6 thoughts on “Mythbusting

  1. Wow this is so interesting! I live in Australia and home births are hardly heard of here. I personally would have doing a home birth really dangerous and given what I went through in my labour, thankfully I was in a hospital with my Obstetrician there to make the right decisions for me and my baby.
    I laughed when I read about your health insurance sending you a box for home birthing! So bizarre!
    We only pay for health insurance should you wish to deliver your baby in a private hospital and if you want to choose your own Obstetrician.
    BUT I do love the idea of the maternity nurse coming to your place for a week! My baby is 2 weeks old now and I really struggle to do things around the house. I still haven’t had a chance to cook since I had my little girl. Laundry I squeeze in because my little girl would have no clothes and grocery shopping has not happened either. My mum and dad have been so helpful in pitching in for the staple things we need at home.
    But if I was in your position, definitely be forceful in where you want your baby delivered and don’t by any means leave your labour too late.

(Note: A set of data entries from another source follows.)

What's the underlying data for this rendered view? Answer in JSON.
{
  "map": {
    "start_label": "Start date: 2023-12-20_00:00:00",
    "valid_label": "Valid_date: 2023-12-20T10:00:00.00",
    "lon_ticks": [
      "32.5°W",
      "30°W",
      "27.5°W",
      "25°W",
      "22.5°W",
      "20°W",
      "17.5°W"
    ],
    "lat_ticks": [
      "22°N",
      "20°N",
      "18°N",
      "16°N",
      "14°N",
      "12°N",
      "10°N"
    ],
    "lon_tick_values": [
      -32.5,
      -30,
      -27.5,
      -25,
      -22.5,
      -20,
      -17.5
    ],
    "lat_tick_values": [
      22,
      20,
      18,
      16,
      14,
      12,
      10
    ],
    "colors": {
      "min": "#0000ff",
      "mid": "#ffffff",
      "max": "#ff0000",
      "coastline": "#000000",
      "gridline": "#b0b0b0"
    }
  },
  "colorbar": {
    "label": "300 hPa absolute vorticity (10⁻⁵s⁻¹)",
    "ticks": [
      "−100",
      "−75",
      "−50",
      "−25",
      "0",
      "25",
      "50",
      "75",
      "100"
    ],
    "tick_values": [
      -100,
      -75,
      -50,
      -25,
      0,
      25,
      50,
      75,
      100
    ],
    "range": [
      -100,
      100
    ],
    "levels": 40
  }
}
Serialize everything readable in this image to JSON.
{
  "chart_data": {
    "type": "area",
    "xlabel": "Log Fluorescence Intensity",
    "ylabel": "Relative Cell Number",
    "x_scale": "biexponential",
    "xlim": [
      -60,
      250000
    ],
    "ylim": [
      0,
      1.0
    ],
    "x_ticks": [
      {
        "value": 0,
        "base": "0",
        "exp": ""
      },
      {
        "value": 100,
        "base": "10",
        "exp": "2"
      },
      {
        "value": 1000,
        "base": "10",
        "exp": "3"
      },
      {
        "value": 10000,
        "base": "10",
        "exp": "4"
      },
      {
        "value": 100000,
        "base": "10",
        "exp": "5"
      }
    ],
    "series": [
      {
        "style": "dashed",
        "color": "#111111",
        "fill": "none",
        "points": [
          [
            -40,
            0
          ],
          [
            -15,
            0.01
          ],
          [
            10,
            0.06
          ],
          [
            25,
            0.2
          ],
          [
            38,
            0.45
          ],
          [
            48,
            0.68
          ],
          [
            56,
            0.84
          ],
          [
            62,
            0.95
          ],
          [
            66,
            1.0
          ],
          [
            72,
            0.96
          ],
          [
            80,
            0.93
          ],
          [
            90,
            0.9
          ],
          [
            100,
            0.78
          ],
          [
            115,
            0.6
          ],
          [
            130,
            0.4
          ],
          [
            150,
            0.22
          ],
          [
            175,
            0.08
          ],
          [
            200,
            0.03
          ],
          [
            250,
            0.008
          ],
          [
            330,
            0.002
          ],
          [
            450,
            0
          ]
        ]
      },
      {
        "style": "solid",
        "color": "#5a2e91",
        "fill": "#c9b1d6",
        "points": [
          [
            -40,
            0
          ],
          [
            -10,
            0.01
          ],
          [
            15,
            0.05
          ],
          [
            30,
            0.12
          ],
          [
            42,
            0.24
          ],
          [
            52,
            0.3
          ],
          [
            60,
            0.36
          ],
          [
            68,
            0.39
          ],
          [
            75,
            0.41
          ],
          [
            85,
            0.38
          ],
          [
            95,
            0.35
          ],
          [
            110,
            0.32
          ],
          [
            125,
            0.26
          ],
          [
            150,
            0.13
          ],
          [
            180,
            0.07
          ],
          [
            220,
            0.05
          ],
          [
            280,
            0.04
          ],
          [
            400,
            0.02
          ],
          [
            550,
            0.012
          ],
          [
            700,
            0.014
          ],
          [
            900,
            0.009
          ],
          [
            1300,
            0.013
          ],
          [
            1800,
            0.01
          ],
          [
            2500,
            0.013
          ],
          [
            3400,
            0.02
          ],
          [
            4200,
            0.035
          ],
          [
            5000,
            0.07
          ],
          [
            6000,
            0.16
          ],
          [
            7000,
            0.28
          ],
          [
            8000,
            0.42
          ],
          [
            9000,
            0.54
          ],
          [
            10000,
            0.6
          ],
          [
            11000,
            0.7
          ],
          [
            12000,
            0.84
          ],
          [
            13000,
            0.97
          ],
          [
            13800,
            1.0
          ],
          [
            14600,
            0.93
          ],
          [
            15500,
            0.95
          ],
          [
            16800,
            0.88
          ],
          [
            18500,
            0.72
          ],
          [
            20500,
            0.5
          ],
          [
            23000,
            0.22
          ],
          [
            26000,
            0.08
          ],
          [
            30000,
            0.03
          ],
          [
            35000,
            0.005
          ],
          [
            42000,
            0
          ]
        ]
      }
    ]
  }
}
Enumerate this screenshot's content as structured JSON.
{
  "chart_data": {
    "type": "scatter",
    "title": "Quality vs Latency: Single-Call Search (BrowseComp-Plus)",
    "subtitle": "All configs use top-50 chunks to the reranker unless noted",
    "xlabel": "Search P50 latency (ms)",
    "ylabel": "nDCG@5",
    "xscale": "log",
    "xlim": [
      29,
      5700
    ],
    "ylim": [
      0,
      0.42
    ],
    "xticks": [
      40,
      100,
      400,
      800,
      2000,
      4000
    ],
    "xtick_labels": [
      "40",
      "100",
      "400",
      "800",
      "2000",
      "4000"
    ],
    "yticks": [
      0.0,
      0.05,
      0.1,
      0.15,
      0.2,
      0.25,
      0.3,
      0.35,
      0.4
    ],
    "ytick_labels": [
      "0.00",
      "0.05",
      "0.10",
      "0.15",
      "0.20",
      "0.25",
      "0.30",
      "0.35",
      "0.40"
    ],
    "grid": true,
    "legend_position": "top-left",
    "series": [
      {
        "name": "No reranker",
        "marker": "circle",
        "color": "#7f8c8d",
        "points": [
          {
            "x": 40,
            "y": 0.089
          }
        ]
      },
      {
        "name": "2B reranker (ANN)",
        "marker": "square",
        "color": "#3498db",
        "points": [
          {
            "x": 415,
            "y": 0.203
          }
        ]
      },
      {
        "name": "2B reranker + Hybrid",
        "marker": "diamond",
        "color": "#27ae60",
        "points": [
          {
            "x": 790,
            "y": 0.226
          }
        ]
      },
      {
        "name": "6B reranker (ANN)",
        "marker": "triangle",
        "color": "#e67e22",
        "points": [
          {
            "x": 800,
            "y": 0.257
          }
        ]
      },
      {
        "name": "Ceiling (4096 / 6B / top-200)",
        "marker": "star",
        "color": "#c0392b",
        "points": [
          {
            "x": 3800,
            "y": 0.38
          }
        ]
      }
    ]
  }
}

I would rather go to hospital a bit earlier than when you have no choice and have to deliver at home


  2. It’s so interesting how something as universal as birth can be so different between countries … great to hear the Australian tradition, it sounds more similar to UK approach.

    Yes, I’m very excited about the maternity nurse – particularly being expats as we don’t have our parents on hand. That said, I’ve a grand plan to get them to fly over and stay with us for as long as possible when the baby’s here … let’s see!


  3. OMG I WANT A KRAAMZORG!! That sounds like literally the most amazing thing ever. I think I’d even be willing to forfeit gas and air for a Kraamzorg. Seriously!

    This is SUCH an interesting post – thank you so much for linking up to the #BlogBumpClub so I could come across it and read it. The way birth is handled in different countries fascinates me so I’ll be following your blog now with interest. Thank you for sharing. And, you know, if you hear of any Kraamzorgs going spare then you know where I am!


    • Haha I can’t comment yet on gas&air vs a Kraamzorg … will let you know in circa 10 weeks time!

      Thanks for the lovely comment, I completely agree with you re: births in different countries. Amazing how each culture finds their own normal. And it’s a pleasure to link to #blogbumpclub and discover blogging gems.